PAST MEDICAL HISTORY
|Past Medical History|
|•||GERD (gastroesophageal reflux disease)|
|•||Vocal cord dysfunction|
|Current Outpatient Rx|
|•||DOXYCYCLINE HYCLATE 100 MG PO CAPS||.|
|•||SERTRALINE HCL 20 MG/ML PO CONC|
|•||LANSOPRAZOLE 15 MG PO CAP DR|
|•||PREDNISONE 5 MG PO TABS|
|•||OMEPRAZOLE 40 MG PO CAP DR|
|•||FAMOTIDINE 20 MG PO TABS|
|•||ALIGN PO CAPS|
VITAL SIGNS: Blood pressure 111/73, pulse 81, temperature 98 degrees F (36.7 degrees C), temperature source Oral, resp. rate 18, height 5′ 7″ (1.702 m), last menstrual period 10/04/2012, SpO2 99.00%. Weight: 104 lbs
Patient is cachectic, BMI 16.5
PE otherwise unremarkable
ED COURSE & MEDICAL DECISION MAKING
Assessment: 21 y.o. female here with failure to thrive, Mycoplasma pneumonia and pill esophagitis.
Repeat CXR, d-dimer to rule out PE, basic labs, albumin
Will treat with PPI, Carafate and admit for endoscopy and dietary evaluation.
Pill Esophagitis Teaching points: (largely taken from an excellent uptodate summary)
1) The types of medication causing direct esophageal injury can be roughly divided into antibiotics, antiinflammatory agents, and others.
2) Tetracyclines are the most common antibiotics to induce esophagitis, particularly doxyxycline
3) Essentially all of the antiinflammatory agents can damage the esophagus; the highest number of reported cases have been with Aspirin.
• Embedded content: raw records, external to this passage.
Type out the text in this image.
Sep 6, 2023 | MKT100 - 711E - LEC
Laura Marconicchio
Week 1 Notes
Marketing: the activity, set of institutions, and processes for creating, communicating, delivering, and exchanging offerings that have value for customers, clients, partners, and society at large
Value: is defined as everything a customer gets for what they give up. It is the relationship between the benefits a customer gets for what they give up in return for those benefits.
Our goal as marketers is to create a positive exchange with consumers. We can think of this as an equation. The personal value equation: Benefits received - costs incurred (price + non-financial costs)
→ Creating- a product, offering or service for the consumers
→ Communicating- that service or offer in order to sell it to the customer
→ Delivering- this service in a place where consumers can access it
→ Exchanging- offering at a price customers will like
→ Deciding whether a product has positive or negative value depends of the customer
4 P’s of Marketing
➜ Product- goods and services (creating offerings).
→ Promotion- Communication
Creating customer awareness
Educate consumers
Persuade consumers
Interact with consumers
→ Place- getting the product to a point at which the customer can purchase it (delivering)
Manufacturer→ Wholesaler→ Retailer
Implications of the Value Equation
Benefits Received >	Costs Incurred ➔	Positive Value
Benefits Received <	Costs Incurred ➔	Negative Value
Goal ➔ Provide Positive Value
4) The major offenders in the “other” category include potassium chloride, quinidine preparations, and iron compounds in the United States; emepronium, alprenolol, and pinaverium are common etiologies in other countries. In addition, the bisphosphonatealendronate can cause esophagitis.
5) The mechanism of injury is believed to be due to prolonged contact of the caustic contents of the medication with the esophageal mucosa.
6) The following situations enhance pill retention, thereby increasing the likelihood of esophageal injury:
-Lack of an adequate liquid bolus and a long period in the recumbent position
-Ingestion of a pill immediately prior to sleep
-Age greater than 70 years and decreased peristaltic amplitudes
-Patients with cardiac disease, particularly following thoracotomy
-Patients will often present with the sudden onset of odynophagia and retrosternal pain; the pain may be so severe that swallowing saliva is difficult.
7) Workup: Medication-induced esophagitis is often suspected when typical symptoms appear abruptly after improper ingestion of a pill known to cause esophageal injury. In these cases, a clinical diagnosis may be made without the requirement for confirmatory endoscopy or barium radiography. However, diagnostic confirmation becomes more important in patients with particularly severe or atypical symptoms, or if an alternate diagnosis is likely.
8) Prognosis: Most cases of medication-induced esophageal injury heal without intervention within a few days and it is not clear whether specific therapy is required, or even effective, in treating the acute lesion.